La Normandie c’est joli.
En Normandie, c’est folie.
La Normandie c’est horny.
En Normandie c’est pissenlit.
Je suis chez Romain Morian Brau.
Dans une maison aux allures de cabinet de curiosité.
Avec un chien très mignon.
Plein d’amis arrivent et repartent, de beaux corps, des êtres rares, libres, des fleurs précieuses avec ou sans genre déterminé.
Claudius Pan.
Gael de la Comédie Française.
Marie-Agnès Gillot pas loin.
Grand Soir aux cheveux bleus.
Moi qui suis platine Marilyn en ce moment.

Charly.
Pierre-Louis le joli
Le sensible Sylvain, celui qui voit tout.
et cætera, et cætera.
Un dimanche à l’heure du déjeuner, nous sommes dans le jardin autour d’une table ronde, je leur parle de ce texte de Paul Maheke.

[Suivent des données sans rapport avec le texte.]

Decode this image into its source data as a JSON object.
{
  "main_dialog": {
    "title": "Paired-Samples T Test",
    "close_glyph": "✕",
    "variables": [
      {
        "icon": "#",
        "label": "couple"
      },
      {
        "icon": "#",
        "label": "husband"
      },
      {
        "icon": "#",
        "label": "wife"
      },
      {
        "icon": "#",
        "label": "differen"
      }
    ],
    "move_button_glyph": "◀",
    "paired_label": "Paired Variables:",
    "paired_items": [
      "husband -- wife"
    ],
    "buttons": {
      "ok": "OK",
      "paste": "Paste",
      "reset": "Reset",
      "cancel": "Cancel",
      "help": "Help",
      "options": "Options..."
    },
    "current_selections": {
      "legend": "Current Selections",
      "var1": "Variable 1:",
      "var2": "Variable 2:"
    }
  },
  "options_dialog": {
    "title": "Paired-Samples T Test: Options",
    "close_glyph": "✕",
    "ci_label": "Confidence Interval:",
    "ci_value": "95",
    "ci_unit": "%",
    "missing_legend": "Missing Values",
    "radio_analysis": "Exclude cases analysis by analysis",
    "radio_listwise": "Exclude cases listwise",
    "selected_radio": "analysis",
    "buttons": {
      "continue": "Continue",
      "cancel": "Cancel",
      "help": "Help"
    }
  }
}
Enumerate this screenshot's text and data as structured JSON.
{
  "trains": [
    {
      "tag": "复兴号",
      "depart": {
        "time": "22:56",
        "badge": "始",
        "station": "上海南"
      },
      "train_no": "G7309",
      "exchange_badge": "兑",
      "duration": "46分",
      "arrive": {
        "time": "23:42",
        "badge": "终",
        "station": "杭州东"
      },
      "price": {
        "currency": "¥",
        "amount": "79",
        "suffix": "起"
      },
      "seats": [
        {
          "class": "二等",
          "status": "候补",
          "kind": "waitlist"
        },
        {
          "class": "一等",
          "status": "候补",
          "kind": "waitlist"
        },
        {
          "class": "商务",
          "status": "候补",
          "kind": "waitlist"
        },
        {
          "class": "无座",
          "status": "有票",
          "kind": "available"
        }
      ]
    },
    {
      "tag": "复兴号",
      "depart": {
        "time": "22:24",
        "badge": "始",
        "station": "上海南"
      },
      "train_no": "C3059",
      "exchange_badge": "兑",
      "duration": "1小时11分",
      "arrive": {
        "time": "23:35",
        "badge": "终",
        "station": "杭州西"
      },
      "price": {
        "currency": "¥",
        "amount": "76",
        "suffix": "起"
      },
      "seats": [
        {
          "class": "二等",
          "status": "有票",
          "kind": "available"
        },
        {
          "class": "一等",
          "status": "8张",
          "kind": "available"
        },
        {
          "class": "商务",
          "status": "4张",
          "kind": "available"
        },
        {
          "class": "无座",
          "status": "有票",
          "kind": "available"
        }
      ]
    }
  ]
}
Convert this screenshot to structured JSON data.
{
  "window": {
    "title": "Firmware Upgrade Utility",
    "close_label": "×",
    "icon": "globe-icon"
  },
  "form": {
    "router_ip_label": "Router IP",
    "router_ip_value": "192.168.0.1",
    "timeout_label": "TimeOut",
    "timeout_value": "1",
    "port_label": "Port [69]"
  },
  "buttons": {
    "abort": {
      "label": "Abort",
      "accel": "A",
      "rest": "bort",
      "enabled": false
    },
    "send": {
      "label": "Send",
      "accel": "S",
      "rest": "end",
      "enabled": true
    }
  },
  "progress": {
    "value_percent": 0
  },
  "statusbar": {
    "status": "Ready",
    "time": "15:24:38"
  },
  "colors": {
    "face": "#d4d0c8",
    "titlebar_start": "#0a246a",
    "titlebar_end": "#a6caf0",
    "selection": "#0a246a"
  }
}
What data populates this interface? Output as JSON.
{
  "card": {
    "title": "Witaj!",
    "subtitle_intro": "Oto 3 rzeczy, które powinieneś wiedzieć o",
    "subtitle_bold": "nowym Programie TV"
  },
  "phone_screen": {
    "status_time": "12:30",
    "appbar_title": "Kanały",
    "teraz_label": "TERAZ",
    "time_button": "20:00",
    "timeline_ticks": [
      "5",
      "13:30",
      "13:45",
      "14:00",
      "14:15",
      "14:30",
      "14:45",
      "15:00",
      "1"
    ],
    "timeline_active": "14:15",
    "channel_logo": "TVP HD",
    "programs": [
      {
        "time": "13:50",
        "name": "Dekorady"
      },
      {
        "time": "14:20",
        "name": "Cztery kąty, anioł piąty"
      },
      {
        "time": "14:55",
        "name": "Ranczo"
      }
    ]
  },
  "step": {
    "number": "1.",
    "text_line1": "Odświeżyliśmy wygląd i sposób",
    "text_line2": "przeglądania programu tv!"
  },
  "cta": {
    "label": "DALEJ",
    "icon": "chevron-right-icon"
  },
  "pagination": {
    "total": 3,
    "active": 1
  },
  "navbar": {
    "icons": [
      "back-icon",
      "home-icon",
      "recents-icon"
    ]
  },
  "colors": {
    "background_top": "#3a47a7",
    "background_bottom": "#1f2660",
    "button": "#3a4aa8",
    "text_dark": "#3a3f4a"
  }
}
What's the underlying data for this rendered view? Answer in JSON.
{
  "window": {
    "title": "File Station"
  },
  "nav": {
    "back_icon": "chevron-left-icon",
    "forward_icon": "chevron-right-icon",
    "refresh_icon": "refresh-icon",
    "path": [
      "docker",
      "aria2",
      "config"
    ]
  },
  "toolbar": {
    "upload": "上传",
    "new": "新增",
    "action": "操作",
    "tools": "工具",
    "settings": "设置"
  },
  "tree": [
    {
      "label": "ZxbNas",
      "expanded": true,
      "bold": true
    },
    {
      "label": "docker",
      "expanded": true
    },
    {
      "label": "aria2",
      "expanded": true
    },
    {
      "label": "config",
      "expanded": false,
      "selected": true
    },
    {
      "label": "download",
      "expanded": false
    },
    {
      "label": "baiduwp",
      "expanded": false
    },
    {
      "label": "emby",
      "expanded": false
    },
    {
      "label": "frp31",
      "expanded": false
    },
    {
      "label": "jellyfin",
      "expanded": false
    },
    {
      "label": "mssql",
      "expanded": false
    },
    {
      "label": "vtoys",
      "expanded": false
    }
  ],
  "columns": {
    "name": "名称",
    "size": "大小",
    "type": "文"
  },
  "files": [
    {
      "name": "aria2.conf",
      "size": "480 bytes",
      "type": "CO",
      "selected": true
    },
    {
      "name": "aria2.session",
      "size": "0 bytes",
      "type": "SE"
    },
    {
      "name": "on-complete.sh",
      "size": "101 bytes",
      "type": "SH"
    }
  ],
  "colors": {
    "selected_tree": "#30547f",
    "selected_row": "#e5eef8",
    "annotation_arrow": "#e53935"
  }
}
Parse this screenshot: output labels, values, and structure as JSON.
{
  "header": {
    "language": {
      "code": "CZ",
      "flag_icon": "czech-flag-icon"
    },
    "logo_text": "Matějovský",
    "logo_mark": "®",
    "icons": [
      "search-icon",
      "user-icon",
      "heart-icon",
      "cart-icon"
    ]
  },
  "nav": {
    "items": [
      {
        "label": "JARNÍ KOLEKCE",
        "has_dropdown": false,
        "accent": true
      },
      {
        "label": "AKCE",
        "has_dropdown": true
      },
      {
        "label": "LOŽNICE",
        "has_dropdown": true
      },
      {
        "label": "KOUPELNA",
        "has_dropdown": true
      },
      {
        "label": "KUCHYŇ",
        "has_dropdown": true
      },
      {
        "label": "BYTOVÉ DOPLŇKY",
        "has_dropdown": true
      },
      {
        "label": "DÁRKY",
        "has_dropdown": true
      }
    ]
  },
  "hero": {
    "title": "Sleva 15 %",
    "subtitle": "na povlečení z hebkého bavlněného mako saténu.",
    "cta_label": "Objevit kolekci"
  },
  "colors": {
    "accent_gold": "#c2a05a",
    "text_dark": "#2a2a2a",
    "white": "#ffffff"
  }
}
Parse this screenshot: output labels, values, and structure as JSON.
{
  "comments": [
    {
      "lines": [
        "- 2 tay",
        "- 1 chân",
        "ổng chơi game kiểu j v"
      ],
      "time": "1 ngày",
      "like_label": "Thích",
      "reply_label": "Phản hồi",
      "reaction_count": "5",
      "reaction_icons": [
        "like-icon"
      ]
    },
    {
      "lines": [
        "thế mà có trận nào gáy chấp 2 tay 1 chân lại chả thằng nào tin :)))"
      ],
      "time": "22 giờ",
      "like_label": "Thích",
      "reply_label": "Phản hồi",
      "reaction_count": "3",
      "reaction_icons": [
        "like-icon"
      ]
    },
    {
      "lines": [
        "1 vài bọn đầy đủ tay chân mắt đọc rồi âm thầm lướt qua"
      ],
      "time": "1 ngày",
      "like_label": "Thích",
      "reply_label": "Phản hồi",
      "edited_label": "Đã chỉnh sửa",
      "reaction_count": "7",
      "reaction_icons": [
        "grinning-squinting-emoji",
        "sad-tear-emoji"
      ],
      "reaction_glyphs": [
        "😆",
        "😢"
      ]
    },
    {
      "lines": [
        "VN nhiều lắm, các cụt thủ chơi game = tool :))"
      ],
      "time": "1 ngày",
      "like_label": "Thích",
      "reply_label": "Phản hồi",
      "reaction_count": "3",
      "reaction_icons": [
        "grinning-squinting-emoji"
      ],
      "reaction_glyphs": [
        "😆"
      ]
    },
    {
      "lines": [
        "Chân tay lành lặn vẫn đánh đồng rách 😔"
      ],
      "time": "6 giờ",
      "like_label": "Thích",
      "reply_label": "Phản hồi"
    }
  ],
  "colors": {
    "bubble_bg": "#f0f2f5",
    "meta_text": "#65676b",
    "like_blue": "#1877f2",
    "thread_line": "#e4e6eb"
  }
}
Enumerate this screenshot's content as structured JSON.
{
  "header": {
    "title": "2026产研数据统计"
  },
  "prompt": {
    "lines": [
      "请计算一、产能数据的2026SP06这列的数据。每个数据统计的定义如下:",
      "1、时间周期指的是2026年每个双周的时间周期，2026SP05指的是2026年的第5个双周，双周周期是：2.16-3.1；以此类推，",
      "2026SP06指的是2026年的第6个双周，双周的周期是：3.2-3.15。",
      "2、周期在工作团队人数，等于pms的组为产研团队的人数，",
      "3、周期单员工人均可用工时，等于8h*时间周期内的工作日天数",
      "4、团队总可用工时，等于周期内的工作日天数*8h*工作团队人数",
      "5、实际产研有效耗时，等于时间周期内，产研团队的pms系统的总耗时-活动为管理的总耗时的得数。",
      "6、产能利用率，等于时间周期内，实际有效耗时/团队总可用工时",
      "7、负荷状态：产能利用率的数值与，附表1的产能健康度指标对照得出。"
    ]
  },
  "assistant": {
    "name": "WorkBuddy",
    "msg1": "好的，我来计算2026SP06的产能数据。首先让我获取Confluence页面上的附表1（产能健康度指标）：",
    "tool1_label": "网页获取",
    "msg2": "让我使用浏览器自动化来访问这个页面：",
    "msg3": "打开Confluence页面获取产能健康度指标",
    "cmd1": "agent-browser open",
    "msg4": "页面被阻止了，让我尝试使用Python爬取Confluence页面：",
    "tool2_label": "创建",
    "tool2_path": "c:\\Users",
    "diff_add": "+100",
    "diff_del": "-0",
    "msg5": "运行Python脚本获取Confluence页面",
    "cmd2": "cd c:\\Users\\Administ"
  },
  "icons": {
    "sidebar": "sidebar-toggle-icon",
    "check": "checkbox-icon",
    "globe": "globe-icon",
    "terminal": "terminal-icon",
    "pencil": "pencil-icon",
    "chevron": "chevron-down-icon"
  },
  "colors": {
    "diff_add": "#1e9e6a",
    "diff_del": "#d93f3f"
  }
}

Je leur dis mon envie de l’enregistrer et de publier ça sur les réseaux, ou de faire un papier Diacritik.
Claudius a une idée.
On le lit à tour de rôle, chacun un petit bout, on fait un tour de table et on n’enregistre rien, c’est pour nous et pour les arbres, pour le ciel et ce moment, juste on le fait exister.
Claudius a tout compris mieux que moi
On le fait.
C’est beau.
On le fait.
Poésie, il paraît que ça vient du verbe faire.
L’année où j’ai arrêté de faire de l’art, c’était l’année où j’ai lu à voix haute dans un jardin en Normandie L’année où j’ai arrêté de faire de l’art de Paul Maheke.